CloudHub High Availability and Disaster Recovery
CloudHub provides high availability (HA) and disaster recovery for application and hardware failures.
CloudHub uses Amazon AWS for its cloud infrastructure, so availability is dependent on Amazon. The availability and deployments in CloudHub are separated into different regions, which in turn point to the corresponding Amazon regions. If an Amazon region goes down, the applications within the region are unavailable and not automatically replicated in other regions.
For example, if the US East region is unavailable, the CloudHub management UI as well as the various rest services that enable deployments are unavailable until the region’s availability is restored. This means that new applications can’t be deployed while US East is down.

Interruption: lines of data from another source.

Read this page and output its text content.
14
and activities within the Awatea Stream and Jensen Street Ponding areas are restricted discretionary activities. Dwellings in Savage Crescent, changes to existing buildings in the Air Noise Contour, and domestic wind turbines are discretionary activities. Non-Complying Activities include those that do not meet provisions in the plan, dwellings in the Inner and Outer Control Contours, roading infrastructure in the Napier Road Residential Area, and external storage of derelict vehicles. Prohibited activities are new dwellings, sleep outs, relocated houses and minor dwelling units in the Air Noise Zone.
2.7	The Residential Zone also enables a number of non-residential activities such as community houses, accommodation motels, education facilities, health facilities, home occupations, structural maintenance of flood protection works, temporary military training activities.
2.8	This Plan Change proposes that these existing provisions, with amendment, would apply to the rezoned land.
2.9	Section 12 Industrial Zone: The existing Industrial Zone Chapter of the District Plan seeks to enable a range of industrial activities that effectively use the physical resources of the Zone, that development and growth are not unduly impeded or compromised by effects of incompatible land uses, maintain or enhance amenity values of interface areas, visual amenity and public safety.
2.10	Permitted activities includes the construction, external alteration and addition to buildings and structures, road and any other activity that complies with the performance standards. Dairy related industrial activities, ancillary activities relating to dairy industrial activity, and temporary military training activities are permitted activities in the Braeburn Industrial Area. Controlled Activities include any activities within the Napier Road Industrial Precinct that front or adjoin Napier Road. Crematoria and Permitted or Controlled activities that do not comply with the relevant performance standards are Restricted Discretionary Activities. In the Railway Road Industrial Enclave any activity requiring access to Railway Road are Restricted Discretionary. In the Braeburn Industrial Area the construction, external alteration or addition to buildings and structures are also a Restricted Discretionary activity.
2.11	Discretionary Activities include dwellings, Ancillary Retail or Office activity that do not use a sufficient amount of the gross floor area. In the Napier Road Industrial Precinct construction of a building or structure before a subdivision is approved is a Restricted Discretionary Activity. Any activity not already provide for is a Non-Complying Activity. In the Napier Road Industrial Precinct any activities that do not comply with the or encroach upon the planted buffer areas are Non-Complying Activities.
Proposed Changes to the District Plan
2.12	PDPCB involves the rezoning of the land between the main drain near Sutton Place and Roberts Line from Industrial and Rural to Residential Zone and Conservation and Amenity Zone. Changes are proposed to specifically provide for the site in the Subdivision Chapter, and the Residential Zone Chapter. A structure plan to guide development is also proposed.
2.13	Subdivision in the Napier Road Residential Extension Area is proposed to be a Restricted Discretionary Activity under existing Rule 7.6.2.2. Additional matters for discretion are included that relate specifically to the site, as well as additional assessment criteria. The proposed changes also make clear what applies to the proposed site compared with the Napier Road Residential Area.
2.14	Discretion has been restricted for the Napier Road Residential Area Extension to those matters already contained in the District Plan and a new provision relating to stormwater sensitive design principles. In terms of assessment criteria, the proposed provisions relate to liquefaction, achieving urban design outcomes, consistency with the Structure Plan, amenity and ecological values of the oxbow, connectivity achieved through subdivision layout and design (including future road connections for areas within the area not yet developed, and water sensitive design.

CloudHub provides an internal messaging mechanism, in the form of persistent queues, that are used for message reliability. The persistent queues are highly available within a region. However, these persistent queues are lost when the region is unavailable, which could result in some data loss (usually a few second or minutes depending on the use case).
Certain CloudHub modules, such as Anypoint Object Store v1, application settings, and Insight-related information are maintained in the US East region for all applications regardless of the region they are deployed in. Anypoint Object Store v2 is maintained in the same region as the deployed CloudHub application. For both Anypoint Object Store v1 and v2, if a region is unavailable then the data persists and becomes available again after the region returns to service.
Anypoint Virtual Privte Cloud (Anypoint VPC) setup is at the region level. So if a region is unavailable, unless a previous Anypoint VPC setup has been done for the other region, the Anypoint VPC is unavailable.
If the application uses multiple workers CloudHub, by default, deploys the workers in separate availability zones providing HA across availability zones. The distance between the availability zones is variable and in general does not exceed more than 350 miles apart.
If an application uses a single worker, when the availability zone is unavailable, the application must be manually restarted once the zone becomes available. You can set up alerts in
status.mulesoft.com to receive alerts when a failure occurs in an availability zone or region.
A load balancer (cloud or on-premises) can be pointed to applications deployed to different regions to provide a better disaster recovery strategy.
As a general design principle it is important to ensure integrations are stateless in nature. This means that no transactional information is shared between various client invocations or the executions (in case of scheduled services). If some data must be maintained by the middleware due to a system limitation, it should be persisted in an external store such as a database or a messaging queue and not within the middleware infrastructure or memory.
|As you scale, especially in the cloud, the state of and resources used by each worker or node should be independent of other workers. This model ensures better performance and scalability as well as reliability.|